Only when there is so much blood spilled do people often come to their senses? In many societies whose members had become so fractured and antagonistic with one another, especially if two competitive sides can never get along and drag everyone else with them, civil wars had been the final judge. They had been fighting ahead because of partisanship. Not with principles they share, but with the choice of personalities to follow.

Following personalities had become important enough for good people to turn bad, honest people to turn liars, and peaceful people to turn violent. Worst of all, intelligent people turn stupid.

Reconciliation starts among partisans again choosing to agree, not to be friends with one another, but to be loyal to what is very important to them. Not to kill, not to steal, not to lie. When feuding parties decide that protecting life is more important than killing it, that keeping and enjoying one’s possessions is more important than having it stolen, that accepting reality is more important than denying or distorting it, that is reconciliation.

“There is no other reconciliation, by the way. Any different kind is simple politicking, insidious sugarcoating exploiting the exasperation and frustration of the poor about the greedy, ambitious, and powerful warring parties.”

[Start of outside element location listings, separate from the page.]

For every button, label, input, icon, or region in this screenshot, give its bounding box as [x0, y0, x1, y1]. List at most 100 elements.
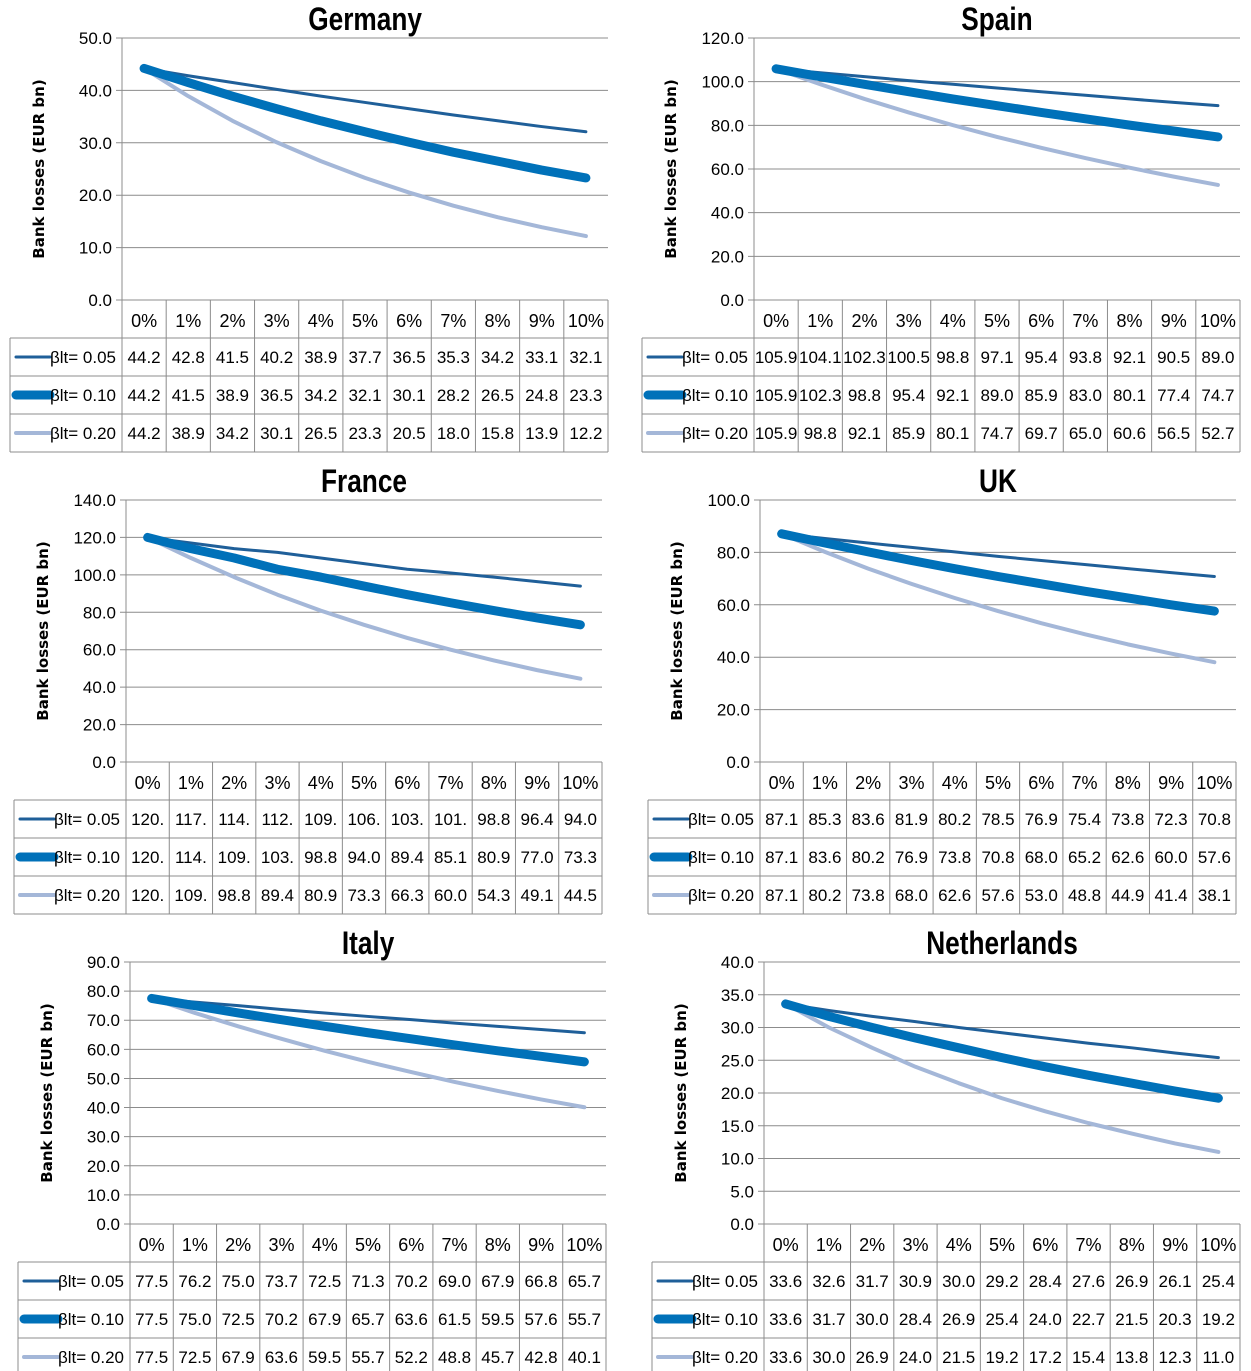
table-cell: 44.2 — [128, 386, 161, 405]
table-cell: 83.6 — [808, 848, 841, 867]
table-cell: 98.8 — [218, 886, 251, 905]
table-cell: 102.3 — [799, 386, 842, 405]
table-cell: 30.0 — [856, 1310, 889, 1329]
y-tick-label: 20.0 — [79, 186, 112, 205]
x-category-label: 5% — [351, 773, 377, 793]
x-category-label: 9% — [529, 311, 555, 331]
y-tick-label: 120.0 — [701, 29, 744, 48]
table-cell: 73.3 — [564, 848, 597, 867]
x-category-label: 10% — [568, 311, 604, 331]
x-category-label: 7% — [440, 311, 466, 331]
y-tick-label: 100.0 — [701, 73, 744, 92]
table-cell: 87.1 — [765, 848, 798, 867]
chart-svg: Spain Bank losses (EUR bn) 0.0 20.0 40.0 60.0… — [641, 3, 1241, 453]
chart-panel-uk: UK Bank losses (EUR bn) 0.0 20.0 40.0 60.0 80.… — [647, 462, 1238, 915]
y-tick-label: 50.0 — [79, 29, 112, 48]
table-cell: 26.1 — [1159, 1272, 1192, 1291]
table-cell: 19.2 — [985, 1348, 1018, 1367]
table-cell: 40.2 — [260, 348, 293, 367]
x-category-label: 5% — [989, 1235, 1015, 1255]
table-cell: 31.7 — [812, 1310, 845, 1329]
table-cell: 114. — [175, 848, 207, 867]
x-category-label: 8% — [1115, 773, 1141, 793]
y-tick-label: 30.0 — [721, 1019, 754, 1038]
table-cell: 15.8 — [481, 424, 514, 443]
table-cell: 35.3 — [437, 348, 470, 367]
legend-label: βlt= 0.05 — [50, 348, 116, 367]
table-cell: 80.9 — [304, 886, 337, 905]
table-cell: 105.9 — [755, 386, 798, 405]
table-cell: 57.6 — [981, 886, 1014, 905]
legend-label: βlt= 0.20 — [58, 1348, 124, 1367]
table-cell: 53.0 — [1025, 886, 1058, 905]
table-cell: 69.0 — [438, 1272, 471, 1291]
table-cell: 36.5 — [260, 386, 293, 405]
table-cell: 80.1 — [936, 424, 969, 443]
table-cell: 77.5 — [135, 1310, 168, 1329]
x-category-label: 9% — [1158, 773, 1184, 793]
table-cell: 80.2 — [852, 848, 885, 867]
table-cell: 76.9 — [1025, 810, 1058, 829]
y-tick-label: 80.0 — [83, 603, 116, 622]
table-cell: 70.8 — [1198, 810, 1231, 829]
table-cell: 77.4 — [1157, 386, 1190, 405]
x-category-label: 7% — [442, 1235, 468, 1255]
table-cell: 67.9 — [222, 1348, 255, 1367]
x-category-label: 10% — [1200, 1235, 1236, 1255]
x-category-label: 9% — [1162, 1235, 1188, 1255]
x-category-label: 2% — [219, 311, 245, 331]
x-category-label: 5% — [355, 1235, 381, 1255]
chart-title: France — [321, 465, 407, 500]
y-axis-label: Bank losses (EUR bn) — [672, 1003, 690, 1182]
table-cell: 95.4 — [1025, 348, 1058, 367]
series-line-2 — [143, 532, 585, 630]
y-tick-label: 80.0 — [87, 982, 120, 1001]
y-tick-label: 0.0 — [730, 1215, 754, 1234]
y-tick-label: 25.0 — [721, 1051, 754, 1070]
table-cell: 75.0 — [178, 1310, 211, 1329]
table-cell: 65.7 — [351, 1310, 384, 1329]
series-line-1 — [784, 1002, 1220, 1060]
y-tick-label: 0.0 — [92, 753, 116, 772]
table-cell: 24.0 — [1029, 1310, 1062, 1329]
table-cell: 77.0 — [521, 848, 554, 867]
table-cell: 61.5 — [438, 1310, 471, 1329]
x-category-label: 6% — [398, 1235, 424, 1255]
series-line-1 — [774, 67, 1220, 108]
table-cell: 17.2 — [1029, 1348, 1062, 1367]
table-cell: 89.4 — [261, 886, 294, 905]
table-cell: 28.4 — [1029, 1272, 1062, 1291]
table-cell: 12.2 — [569, 424, 602, 443]
x-category-label: 7% — [438, 773, 464, 793]
table-cell: 77.5 — [135, 1348, 168, 1367]
table-cell: 72.3 — [1155, 810, 1188, 829]
x-category-label: 4% — [308, 773, 334, 793]
y-tick-label: 0.0 — [726, 753, 750, 772]
chart-panel-netherlands: Netherlands Bank losses (EUR bn) 0.0 5.0 10.… — [651, 924, 1242, 1371]
table-cell: 98.8 — [304, 848, 337, 867]
table-cell: 41.5 — [172, 386, 205, 405]
table-cell: 80.2 — [808, 886, 841, 905]
x-category-label: 0% — [763, 311, 789, 331]
x-category-label: 6% — [1028, 773, 1054, 793]
y-tick-label: 40.0 — [721, 953, 754, 972]
table-cell: 70.2 — [395, 1272, 428, 1291]
x-category-label: 6% — [394, 773, 420, 793]
y-axis-label: Bank losses (EUR bn) — [34, 541, 52, 720]
table-cell: 48.8 — [1068, 886, 1101, 905]
table-cell: 101. — [434, 810, 467, 829]
y-tick-label: 90.0 — [87, 953, 120, 972]
y-tick-label: 10.0 — [87, 1186, 120, 1205]
x-category-label: 4% — [940, 311, 966, 331]
table-cell: 95.4 — [892, 386, 925, 405]
table-cell: 68.0 — [895, 886, 928, 905]
x-category-label: 6% — [1028, 311, 1054, 331]
x-category-label: 1% — [182, 1235, 208, 1255]
legend-label: βlt= 0.20 — [692, 1348, 758, 1367]
table-cell: 109. — [304, 810, 337, 829]
y-tick-label: 0.0 — [96, 1215, 120, 1234]
legend-label: βlt= 0.20 — [682, 424, 748, 443]
table-cell: 44.9 — [1111, 886, 1144, 905]
chart-svg: UK Bank losses (EUR bn) 0.0 20.0 40.0 60.0 80.… — [647, 465, 1237, 915]
series-line-3 — [149, 996, 587, 1110]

Because people live and then die because personalities come and then go, but life stays, in our children and grandchildren and more generations to come. Because possessions remain essential to those, who own them, whoever the owners may be. Because reality becomes history, therefore, it becomes the basis of our identity. What is more important is what can be more permanent and beneficial to many communities and society, and we would do well to reconcile with that.

Reconciling with personalities becomes natural and more manageable when we have not killed one another, when we have not stolen from one another, and when we have not lied to one another. Reconciling with fundamental agreements that keep society intact and our families safe in peaceful coexistence is steadfast and enduring. If this is the reconciliation that candidates will dedicate their lives to happen, they are worth our while.

There is no other reconciliation, by the way. Any different kind is simple politicking, insidious sugarcoating, exploiting the exasperation and frustration of the poor about the greedy, ambitious, and powerful warring parties. That reconciliation will last exactly until the next killing, the next theft, the next lie.